Terry O’Connor points to a vacant plot of land overgrown with weeds as he outlines his Chinese employers’ A$1bn-plus investment plan for Darwin, a city in Australia’s sparsely populated far north.
“Work should begin here on a luxury resort by year’s end,” says the chief executive of Darwin Port — a sprawling collection of quays, land and buildings bought in 2015 by Landbridge, a Chinese company founded by billionaire Ye Cheng.
The acquisition is part of what KPMG says is a A$30bn (US$23bn) Australian spending splurge by Chinese investors over the past two years, which has helped the nation’s economy prosper despite the end of a once-in-a-generation mining boom.

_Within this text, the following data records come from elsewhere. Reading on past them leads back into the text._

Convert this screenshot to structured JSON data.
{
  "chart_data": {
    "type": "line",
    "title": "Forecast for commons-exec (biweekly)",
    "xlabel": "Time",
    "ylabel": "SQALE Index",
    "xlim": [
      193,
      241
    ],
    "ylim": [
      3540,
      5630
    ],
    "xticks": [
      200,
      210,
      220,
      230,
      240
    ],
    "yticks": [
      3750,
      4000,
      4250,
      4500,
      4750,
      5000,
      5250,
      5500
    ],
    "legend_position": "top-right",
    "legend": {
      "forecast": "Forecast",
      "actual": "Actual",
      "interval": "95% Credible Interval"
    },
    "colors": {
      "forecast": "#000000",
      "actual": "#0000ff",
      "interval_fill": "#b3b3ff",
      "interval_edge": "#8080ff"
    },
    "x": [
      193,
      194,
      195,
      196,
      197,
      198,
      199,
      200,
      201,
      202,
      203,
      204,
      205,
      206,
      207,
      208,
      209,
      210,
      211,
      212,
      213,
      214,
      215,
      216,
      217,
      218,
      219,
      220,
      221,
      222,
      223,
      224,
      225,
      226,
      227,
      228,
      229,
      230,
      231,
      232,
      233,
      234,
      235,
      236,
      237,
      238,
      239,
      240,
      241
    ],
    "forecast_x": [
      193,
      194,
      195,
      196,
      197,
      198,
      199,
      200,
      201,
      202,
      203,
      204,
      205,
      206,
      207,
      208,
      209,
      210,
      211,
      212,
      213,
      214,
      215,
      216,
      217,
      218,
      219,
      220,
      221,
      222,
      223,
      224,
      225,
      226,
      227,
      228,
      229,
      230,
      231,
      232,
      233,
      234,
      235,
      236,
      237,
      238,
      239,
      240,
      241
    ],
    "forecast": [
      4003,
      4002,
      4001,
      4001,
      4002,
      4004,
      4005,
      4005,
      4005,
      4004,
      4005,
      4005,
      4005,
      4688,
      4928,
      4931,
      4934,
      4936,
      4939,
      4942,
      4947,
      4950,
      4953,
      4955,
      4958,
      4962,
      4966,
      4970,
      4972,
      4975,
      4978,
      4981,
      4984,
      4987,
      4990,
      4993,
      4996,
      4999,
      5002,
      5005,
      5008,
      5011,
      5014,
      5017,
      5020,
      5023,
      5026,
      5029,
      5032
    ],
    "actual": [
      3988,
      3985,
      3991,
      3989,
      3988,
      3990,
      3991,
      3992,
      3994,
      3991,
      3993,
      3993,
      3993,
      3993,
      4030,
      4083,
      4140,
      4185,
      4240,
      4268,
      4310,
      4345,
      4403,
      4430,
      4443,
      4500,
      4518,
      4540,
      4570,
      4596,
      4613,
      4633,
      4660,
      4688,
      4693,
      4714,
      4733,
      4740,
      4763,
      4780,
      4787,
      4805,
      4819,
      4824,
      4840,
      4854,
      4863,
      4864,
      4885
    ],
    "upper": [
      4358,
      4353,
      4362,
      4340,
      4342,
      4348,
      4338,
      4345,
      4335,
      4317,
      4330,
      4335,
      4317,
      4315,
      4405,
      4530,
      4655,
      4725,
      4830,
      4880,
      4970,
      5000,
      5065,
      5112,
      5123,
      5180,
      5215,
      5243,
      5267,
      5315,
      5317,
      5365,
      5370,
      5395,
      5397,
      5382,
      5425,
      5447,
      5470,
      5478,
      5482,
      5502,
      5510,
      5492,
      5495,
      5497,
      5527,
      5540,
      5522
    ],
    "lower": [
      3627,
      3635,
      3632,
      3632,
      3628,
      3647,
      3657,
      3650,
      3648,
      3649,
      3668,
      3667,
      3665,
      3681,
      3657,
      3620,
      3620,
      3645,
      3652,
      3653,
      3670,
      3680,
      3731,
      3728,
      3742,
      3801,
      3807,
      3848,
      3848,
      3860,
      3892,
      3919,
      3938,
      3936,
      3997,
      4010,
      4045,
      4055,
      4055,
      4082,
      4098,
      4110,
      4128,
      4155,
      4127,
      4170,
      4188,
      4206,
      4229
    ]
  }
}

State governments and industry have welcomed the cash infusion, which is supporting jobs and investment, but the federal government has become increasingly wary of Chinese companies’ appetite for critical infrastructure such as ports, power networks and gas pipelines following controversy linked to the sale of the port.
Darwin, the capital of Northern Territory, hosts a military base used by US Marines — prompting former President Barack Obama to raise Washington’s concerns about the Landbridge acquisition directly with Malcolm Turnbull, Australia’s prime minister.

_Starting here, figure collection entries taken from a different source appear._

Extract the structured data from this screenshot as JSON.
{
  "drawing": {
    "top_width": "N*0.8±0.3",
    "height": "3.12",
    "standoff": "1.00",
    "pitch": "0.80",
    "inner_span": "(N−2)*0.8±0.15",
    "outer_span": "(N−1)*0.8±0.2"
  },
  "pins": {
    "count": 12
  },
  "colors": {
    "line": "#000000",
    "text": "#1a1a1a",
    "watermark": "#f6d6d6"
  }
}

The Australian Strategic Policy Institute, a think-tank, has alleged that Landbridge has connections to the Chinese army and Communist party, and warned that the sale could damage US-Australia relations.

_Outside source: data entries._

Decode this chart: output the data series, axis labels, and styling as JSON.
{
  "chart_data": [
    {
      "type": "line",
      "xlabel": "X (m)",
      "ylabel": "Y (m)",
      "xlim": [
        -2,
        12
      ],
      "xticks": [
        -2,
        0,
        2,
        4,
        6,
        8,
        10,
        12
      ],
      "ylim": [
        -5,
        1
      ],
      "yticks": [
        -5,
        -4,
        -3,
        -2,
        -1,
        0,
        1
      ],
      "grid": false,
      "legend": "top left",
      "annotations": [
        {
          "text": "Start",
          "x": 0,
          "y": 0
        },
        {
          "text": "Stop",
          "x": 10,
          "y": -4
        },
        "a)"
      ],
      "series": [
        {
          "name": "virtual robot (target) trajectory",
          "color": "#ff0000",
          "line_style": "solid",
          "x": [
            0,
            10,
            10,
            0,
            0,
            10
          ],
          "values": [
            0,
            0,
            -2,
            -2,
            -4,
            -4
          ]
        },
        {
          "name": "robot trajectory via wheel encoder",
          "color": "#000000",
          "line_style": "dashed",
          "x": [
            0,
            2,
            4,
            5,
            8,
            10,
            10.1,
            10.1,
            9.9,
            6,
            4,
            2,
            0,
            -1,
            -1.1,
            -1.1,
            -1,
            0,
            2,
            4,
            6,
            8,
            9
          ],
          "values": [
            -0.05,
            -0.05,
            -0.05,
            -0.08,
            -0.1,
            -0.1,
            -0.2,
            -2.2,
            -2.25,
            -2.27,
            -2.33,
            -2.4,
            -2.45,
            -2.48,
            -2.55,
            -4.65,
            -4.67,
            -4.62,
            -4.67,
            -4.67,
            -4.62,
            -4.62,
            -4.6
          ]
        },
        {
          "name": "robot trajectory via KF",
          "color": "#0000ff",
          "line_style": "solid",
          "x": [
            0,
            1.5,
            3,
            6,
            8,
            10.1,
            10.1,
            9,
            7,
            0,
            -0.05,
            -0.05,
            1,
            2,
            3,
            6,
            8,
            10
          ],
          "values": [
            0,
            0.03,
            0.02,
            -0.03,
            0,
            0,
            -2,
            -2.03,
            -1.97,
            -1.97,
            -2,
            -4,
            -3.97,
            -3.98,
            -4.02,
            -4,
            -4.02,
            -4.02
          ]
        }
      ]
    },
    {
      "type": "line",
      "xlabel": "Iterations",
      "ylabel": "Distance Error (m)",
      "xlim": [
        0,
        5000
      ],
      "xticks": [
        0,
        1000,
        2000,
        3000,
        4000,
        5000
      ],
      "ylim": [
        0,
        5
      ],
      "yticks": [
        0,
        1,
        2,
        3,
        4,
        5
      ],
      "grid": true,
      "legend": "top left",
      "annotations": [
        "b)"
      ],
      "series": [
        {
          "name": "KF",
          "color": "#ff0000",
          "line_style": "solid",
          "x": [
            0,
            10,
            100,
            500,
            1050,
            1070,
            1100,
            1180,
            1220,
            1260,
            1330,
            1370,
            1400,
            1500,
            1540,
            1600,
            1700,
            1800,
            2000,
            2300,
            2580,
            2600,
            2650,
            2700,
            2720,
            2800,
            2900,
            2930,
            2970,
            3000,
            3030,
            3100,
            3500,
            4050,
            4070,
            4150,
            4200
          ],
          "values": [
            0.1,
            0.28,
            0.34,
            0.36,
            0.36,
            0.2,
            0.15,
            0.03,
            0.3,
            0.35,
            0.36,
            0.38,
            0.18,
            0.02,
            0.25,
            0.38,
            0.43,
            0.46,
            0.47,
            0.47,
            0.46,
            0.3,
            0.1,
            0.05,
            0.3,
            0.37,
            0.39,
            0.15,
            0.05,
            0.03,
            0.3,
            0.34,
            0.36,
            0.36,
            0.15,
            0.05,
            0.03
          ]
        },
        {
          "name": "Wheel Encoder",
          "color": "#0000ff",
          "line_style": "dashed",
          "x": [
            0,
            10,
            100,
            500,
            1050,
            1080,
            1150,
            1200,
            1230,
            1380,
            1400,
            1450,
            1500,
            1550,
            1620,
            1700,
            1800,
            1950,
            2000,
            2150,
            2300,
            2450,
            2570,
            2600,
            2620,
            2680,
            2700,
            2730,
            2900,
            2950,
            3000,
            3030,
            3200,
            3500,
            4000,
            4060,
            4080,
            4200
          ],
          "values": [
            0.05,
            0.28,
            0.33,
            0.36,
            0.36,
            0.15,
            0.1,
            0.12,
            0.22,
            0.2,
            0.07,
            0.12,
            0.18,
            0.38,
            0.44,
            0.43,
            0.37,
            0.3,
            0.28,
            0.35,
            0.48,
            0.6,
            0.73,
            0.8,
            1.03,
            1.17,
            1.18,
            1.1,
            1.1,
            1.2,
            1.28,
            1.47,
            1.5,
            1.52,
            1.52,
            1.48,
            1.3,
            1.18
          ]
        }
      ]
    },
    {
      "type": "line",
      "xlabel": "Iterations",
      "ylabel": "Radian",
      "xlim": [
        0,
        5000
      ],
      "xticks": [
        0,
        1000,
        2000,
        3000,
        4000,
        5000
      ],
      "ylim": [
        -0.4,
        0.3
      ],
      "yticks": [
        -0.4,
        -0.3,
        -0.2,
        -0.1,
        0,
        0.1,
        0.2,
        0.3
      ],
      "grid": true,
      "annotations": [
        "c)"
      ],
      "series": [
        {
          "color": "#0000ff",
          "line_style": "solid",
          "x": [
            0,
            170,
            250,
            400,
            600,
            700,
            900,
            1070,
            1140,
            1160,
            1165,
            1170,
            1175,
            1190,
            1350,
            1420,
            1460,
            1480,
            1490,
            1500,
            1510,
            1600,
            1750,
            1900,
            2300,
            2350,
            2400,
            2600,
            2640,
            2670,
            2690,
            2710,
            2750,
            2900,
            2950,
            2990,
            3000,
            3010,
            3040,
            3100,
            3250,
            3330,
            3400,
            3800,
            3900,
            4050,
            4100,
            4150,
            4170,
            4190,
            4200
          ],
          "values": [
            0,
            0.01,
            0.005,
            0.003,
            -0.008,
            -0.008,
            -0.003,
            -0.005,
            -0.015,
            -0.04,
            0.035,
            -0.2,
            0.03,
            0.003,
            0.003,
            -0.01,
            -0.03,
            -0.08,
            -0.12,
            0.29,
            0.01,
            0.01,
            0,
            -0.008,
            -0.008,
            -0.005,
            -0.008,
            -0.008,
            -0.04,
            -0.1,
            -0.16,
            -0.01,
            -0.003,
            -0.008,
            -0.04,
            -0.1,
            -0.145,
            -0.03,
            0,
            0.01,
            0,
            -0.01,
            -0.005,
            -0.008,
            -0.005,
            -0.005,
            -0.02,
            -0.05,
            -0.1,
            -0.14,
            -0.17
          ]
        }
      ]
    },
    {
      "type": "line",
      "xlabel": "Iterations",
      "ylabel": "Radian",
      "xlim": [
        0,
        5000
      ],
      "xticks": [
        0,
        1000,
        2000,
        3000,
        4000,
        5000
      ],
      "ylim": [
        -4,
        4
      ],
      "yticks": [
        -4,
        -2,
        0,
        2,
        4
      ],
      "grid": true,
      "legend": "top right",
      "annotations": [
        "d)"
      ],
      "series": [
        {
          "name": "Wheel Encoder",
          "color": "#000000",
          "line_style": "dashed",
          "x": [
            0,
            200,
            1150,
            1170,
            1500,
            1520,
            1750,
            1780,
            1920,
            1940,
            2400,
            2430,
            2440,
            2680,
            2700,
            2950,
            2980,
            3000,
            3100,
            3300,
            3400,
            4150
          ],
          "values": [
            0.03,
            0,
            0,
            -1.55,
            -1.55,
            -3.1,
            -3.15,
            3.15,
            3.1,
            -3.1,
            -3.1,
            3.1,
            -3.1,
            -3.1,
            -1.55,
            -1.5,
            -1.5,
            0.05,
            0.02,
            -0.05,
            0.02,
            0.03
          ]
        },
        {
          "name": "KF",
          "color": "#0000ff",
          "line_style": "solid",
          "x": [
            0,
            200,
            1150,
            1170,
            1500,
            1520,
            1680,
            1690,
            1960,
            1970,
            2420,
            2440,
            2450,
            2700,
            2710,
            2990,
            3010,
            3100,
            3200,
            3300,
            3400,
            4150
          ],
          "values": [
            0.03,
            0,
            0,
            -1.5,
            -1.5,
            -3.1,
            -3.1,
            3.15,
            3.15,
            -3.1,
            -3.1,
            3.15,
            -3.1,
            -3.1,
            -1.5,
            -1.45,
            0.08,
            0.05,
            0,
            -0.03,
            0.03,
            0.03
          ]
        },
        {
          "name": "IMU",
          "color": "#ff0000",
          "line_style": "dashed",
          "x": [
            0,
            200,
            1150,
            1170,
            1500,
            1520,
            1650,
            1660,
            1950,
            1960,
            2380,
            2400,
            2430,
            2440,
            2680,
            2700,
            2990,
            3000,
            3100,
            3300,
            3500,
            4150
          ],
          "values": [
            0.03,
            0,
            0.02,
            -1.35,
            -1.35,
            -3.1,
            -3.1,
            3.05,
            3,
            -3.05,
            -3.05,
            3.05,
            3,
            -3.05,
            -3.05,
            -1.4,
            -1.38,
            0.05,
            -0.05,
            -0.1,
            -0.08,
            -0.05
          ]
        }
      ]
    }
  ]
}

It has also questioned the financial strength of Landbridge, which is seeking a loan from the state-sponsored China Export-Import Bank following a series of failed bond issuances in 2015 and 2016.
“The port sale raises questions around access and future development of the port, as well as intelligence,” says Peter Jennings, Aspi director.
Landbridge rejects Aspi’s claims, saying they reflect a mood of “China panic” being whipped up by Australian media.